"Do you know, an idea has come to me," said the girl, when Alphonse had taken his station some distance away. The dog now came bursting through some leafless foliage, and stood beside her, receiving her light caresses while the conversation went on.

"If ideas are as uncommon in France as they are elsewhere," said Dick, "you will be famous."

"I shall doubtless be famous some day, but not through this idea. It is not original. The Abbé Raynal and I used to amuse ourselves by means of it, but I knew all the while that he was the Abbé Raynal, and he knew that I was Germaine—mon Dieu, I nearly spoiled all by telling my name!"

"Germaine," repeated Dick. "I shall remember that, at least."

"I give you permission to remember it, only on condition that you promise not to find out who I am, or whose house this is."
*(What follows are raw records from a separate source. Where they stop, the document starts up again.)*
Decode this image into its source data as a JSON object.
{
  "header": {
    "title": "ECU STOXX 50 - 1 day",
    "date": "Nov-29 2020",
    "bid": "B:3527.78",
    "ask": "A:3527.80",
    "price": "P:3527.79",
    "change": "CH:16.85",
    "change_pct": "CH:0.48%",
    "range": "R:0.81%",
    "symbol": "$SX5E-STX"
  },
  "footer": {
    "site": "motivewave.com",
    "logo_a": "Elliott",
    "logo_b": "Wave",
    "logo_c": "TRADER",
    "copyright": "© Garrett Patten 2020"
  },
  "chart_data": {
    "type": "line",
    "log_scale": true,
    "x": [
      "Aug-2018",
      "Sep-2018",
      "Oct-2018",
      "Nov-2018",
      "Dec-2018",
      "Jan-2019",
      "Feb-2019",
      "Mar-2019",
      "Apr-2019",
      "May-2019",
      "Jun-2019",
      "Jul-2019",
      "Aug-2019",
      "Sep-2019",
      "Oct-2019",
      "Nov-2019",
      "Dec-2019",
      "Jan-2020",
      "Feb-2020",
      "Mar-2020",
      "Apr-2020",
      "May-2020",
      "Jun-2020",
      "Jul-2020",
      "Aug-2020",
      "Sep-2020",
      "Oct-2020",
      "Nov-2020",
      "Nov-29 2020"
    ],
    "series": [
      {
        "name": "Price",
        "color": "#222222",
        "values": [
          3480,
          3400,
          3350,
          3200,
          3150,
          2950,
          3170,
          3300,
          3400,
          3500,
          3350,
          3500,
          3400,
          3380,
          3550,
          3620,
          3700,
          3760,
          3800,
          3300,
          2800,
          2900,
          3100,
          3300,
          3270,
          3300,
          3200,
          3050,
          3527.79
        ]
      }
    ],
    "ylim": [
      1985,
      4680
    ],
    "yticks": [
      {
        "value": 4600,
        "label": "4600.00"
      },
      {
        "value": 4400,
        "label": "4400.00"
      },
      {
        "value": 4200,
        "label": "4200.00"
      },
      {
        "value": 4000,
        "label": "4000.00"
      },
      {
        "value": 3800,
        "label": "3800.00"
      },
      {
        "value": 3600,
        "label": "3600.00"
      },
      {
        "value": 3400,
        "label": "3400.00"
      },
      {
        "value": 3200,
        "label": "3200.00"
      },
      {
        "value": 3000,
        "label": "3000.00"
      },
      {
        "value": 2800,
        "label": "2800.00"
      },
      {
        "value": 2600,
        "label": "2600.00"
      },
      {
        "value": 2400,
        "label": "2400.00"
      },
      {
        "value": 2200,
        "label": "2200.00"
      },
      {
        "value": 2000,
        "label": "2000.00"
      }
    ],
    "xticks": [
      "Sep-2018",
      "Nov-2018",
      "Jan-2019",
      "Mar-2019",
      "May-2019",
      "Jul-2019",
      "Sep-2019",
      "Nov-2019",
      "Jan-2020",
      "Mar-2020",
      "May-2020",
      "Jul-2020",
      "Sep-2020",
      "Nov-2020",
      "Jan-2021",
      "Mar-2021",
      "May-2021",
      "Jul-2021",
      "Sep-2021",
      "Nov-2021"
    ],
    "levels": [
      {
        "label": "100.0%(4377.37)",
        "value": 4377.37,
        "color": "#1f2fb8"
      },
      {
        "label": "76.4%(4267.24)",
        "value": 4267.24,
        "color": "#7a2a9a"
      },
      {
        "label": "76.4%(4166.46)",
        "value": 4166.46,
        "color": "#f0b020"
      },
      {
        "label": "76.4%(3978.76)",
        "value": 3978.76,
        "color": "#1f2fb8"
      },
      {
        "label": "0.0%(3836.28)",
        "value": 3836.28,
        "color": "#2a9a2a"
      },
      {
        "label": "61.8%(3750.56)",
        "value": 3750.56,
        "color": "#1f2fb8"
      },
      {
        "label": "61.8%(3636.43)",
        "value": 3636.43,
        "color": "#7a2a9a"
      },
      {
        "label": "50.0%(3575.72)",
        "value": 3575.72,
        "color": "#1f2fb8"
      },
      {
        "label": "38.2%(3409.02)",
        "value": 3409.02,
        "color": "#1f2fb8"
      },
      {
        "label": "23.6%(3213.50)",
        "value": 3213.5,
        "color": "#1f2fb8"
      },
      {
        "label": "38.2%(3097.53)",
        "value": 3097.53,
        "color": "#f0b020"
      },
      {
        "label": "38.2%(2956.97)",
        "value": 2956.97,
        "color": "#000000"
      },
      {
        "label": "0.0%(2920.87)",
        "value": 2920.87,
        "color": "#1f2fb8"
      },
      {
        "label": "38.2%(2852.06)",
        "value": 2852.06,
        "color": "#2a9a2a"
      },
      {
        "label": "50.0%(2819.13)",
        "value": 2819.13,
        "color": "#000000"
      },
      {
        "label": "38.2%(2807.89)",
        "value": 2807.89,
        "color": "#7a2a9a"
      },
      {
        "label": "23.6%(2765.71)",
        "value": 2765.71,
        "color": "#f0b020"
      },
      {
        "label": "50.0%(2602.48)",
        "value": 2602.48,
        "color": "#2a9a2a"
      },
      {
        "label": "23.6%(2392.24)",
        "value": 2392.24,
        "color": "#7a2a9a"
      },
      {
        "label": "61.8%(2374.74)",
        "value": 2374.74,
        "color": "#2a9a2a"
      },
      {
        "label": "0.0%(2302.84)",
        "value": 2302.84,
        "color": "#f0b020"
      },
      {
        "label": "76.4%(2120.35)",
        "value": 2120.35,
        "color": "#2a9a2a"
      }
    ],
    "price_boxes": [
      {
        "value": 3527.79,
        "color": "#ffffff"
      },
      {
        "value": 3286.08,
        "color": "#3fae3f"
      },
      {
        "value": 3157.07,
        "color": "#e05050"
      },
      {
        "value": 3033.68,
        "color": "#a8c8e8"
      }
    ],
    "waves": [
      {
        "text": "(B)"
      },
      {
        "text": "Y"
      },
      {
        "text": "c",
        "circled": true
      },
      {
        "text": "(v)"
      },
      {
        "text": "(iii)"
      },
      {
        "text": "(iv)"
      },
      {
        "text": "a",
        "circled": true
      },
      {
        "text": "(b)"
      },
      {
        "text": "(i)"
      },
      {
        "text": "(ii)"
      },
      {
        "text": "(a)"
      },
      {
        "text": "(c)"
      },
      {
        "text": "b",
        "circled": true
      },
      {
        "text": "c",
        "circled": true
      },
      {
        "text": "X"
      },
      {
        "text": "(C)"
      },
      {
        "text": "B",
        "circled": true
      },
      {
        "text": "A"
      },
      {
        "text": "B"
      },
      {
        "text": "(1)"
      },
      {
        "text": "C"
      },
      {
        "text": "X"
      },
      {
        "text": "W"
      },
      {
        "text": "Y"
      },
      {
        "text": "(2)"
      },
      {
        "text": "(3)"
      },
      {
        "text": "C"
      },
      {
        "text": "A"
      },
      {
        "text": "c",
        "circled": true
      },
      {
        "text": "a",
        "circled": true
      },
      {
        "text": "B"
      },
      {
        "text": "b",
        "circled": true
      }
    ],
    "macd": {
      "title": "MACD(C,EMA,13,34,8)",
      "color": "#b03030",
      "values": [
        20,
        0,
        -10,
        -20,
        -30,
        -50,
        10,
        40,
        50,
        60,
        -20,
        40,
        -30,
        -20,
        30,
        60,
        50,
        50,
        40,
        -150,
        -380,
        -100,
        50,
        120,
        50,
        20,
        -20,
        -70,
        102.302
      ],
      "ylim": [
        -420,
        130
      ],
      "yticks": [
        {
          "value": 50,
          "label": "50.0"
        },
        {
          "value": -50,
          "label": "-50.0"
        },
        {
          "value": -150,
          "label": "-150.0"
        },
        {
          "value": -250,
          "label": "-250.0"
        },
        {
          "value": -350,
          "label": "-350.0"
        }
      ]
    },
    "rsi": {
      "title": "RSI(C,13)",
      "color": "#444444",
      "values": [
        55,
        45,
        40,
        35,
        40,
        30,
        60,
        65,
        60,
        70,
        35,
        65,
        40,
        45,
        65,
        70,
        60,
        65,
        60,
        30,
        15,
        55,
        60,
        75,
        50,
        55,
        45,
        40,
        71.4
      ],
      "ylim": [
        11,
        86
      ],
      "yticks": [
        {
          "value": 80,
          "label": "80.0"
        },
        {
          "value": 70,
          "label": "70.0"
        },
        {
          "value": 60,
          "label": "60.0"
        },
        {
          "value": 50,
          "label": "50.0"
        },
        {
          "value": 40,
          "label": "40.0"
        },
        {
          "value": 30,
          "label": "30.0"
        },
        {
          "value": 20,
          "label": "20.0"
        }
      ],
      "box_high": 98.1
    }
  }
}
"Very well. After all, I like mystery. I promise."

"So much the better. This is the idea. When I was younger, I used to have a little make-believe theatre, with miniature actors that I cut out of paper. The Abbé overheard me one day rehearsing them in a little comedy I had written, and offered to act with me whatever pieces required only two characters. We began with a piece containing a shepherd and a shepherdess, and, from acting that, we went a step farther, and continued to pretend that we were the shepherds, carrying out the illusion without premeditated speech or action. The Abbé had done similar things at Sceaux, in the time of the Duchess du Maine."

"I have read of the French nobility having amused themselves in that way," said Dick.

"Yes, when all the world was reading 'Astrée,' and a hundred years later, when Watteau and the opera brought shepherds into fashion again," replied this youthful prodigy of information. "It was a charming amusement, was it not? But the trouble was, when we attempted it, that no amount of imagination could transform the Abbé, with his 'History of the Two Indies' in mind, into a shepherd. You understand, I knew him so well. But you, of whom I know nothing, and who have come into my view in so strange a manner—"

"More like a river god than like a shepherd," commented Dick.